Aydın’da son günlerde yaşanan ve sosyal medyada geniş yankı uyandıran olay, Türkiye’de alkollü araç kullanımı ve yanlış beyanın ciddi sonuçlarını bir kez daha gözler önüne serdi. Olay, Efeler ilçesinde meydana geldi. Kübra Berna Ünal ve eşi H.Ü., alkollü araç kullanırken polis ekipleri tarafından durduruldu. Ünal, kendisini AKP Aydın Efeler İlçe Teşkilat Başkanı olarak tanıttı ve bu durumu telefonda AKP Aydın Milletvekili Mustafa Savaş’a bildirdiğini iddia etti.
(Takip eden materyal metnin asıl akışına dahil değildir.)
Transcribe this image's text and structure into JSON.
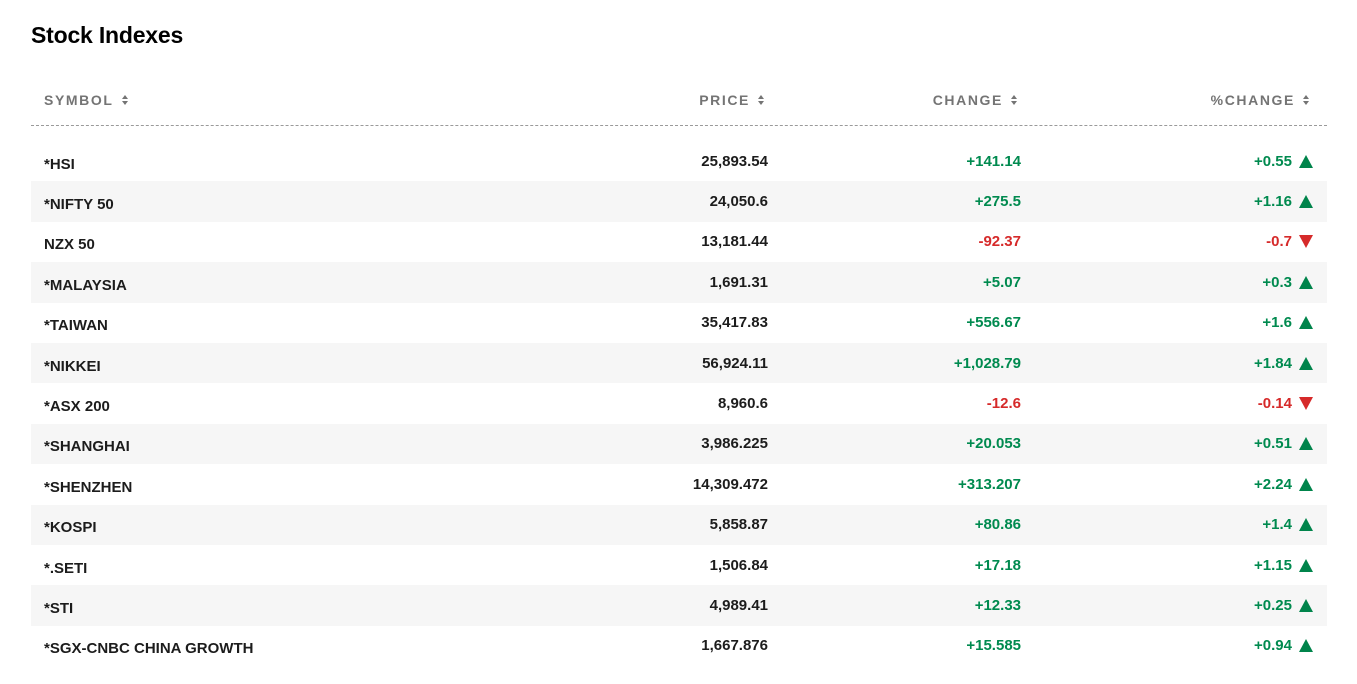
{
  "page": {
    "title": "Stock Indexes"
  },
  "table": {
    "columns": {
      "symbol": "SYMBOL",
      "price": "PRICE",
      "change": "CHANGE",
      "pct_change": "%CHANGE"
    },
    "rows": [
      {
        "symbol": "*HSI",
        "price": "25,893.54",
        "change": "+141.14",
        "pct": "+0.55",
        "direction": "up"
      },
      {
        "symbol": "*NIFTY 50",
        "price": "24,050.6",
        "change": "+275.5",
        "pct": "+1.16",
        "direction": "up"
      },
      {
        "symbol": "NZX 50",
        "price": "13,181.44",
        "change": "-92.37",
        "pct": "-0.7",
        "direction": "down"
      },
      {
        "symbol": "*MALAYSIA",
        "price": "1,691.31",
        "change": "+5.07",
        "pct": "+0.3",
        "direction": "up"
      },
      {
        "symbol": "*TAIWAN",
        "price": "35,417.83",
        "change": "+556.67",
        "pct": "+1.6",
        "direction": "up"
      },
      {
        "symbol": "*NIKKEI",
        "price": "56,924.11",
        "change": "+1,028.79",
        "pct": "+1.84",
        "direction": "up"
      },
      {
        "symbol": "*ASX 200",
        "price": "8,960.6",
        "change": "-12.6",
        "pct": "-0.14",
        "direction": "down"
      },
      {
        "symbol": "*SHANGHAI",
        "price": "3,986.225",
        "change": "+20.053",
        "pct": "+0.51",
        "direction": "up"
      },
      {
        "symbol": "*SHENZHEN",
        "price": "14,309.472",
        "change": "+313.207",
        "pct": "+2.24",
        "direction": "up"
      },
      {
        "symbol": "*KOSPI",
        "price": "5,858.87",
        "change": "+80.86",
        "pct": "+1.4",
        "direction": "up"
      },
      {
        "symbol": "*.SETI",
        "price": "1,506.84",
        "change": "+17.18",
        "pct": "+1.15",
        "direction": "up"
      },
      {
        "symbol": "*STI",
        "price": "4,989.41",
        "change": "+12.33",
        "pct": "+0.25",
        "direction": "up"
      },
      {
        "symbol": "*SGX-CNBC CHINA GROWTH",
        "price": "1,667.876",
        "change": "+15.585",
        "pct": "+0.94",
        "direction": "up"
      }
    ]
  },
  "colors": {
    "positive": "#008a4f",
    "negative": "#d62a2a",
    "header_text": "#747474",
    "stripe": "#f6f6f6"
  },
  "icons": {
    "up": "triangle-up-icon",
    "down": "triangle-down-icon",
    "sort": "sort-arrows-icon"
  }
}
Sosyal medyada yayılan görüntülerde, Ünal’ın polislerle tartışması ve eşinin polis ekiplerine hakaret ve tehditler savurması net bir şekilde görüldü.
AKP Genel Başkan Yardımcısı Ahmet Büyükgümüş, konuyla ilgili yaptığı açıklamada, Ünal’ın partinin Aydın Efeler ilçesindeki teşkilat başkanı olmadığını ve partinin üyesi dahi olmadığını vurguladı. Milletvekili Mustafa Savaş ise telefonda Ünal ile görüştüğünü doğruladı ve “Videodaki hanımefendi beni aradı, alkollü araç kullandıklarını söyledi. Ben de ‘Alkollü araç kullanıyorsan cezasını ödeyeceksin, bir daha yapmayın’ dedim ve telefonu kapattım. Mevzuata aykırı hiçbir eylemi desteklememiz söz konusu olamaz. Konuyla ilgili yargı süreci başlatılacaktır” ifadelerini kullandı.
Olayın detaylarına bakıldığında, Aydın Valiliği tarafından yapılan açıklama oldukça çarpıcı: Sürücünün 2,09 promil alkollü olduğu tespit edildi. Alkollü araç kullanımından dolayı 9 bin 268 lira para cezası kesilirken, sürücünün ehliyetine altı ay süreyle el konuldu. Eşi H.Ü. ise polise hakaret ve tehditlerde bulunduğu gerekçesiyle “halkı kin ve düşmanlığa tahrik” ve “kamu görevlisine hakaret” suçlarından tutuklanarak cezaevine gönderildi.
Olay, toplumsal farkındalığın önemini ve alkollü araç kullanımının ciddi hukuki sonuçlar doğurduğunu bir kez daha ortaya koydu. Ayrıca, sosyal medya ve kamuoyunda yanlış beyanlar yoluyla kendini resmi bir konumda göstermeye çalışmanın da ciddi sonuçlar doğurabileceği bir kez daha kanıtlanmış oldu. Kübra Berna Ünal’ın iddiaları ve H.Ü.’nün davranışları, olayın medya ve sosyal medya gündeminde uzun süre konuşulmasına neden oldu.
Bu gelişme, bireylerin hem kendi güvenliklerini hem de kamu güvenliğini tehdit eden davranışların hem hukuki hem de sosyal açıdan ciddi sonuçlar doğuracağını gözler önüne seriyor. Yetkililer, özellikle alkollü araç kullanımı ve kamu görevlilerine karşı hakaret gibi suçların affedilemez olduğunu vurgularken, olayın yargı süreci kamuoyunda yakından takip ediliyor.
İlerleyen günlerde mahkeme sürecinin netleşmesiyle birlikte, konunun toplumsal ve hukuki boyutu daha da gündeme taşınacak gibi görünüyor. Bu olay, Türkiye’de sosyal medya, kamu algısı ve hukuki yaptırımların birbirini nasıl etkileyebileceğini de gözler önüne seriyor.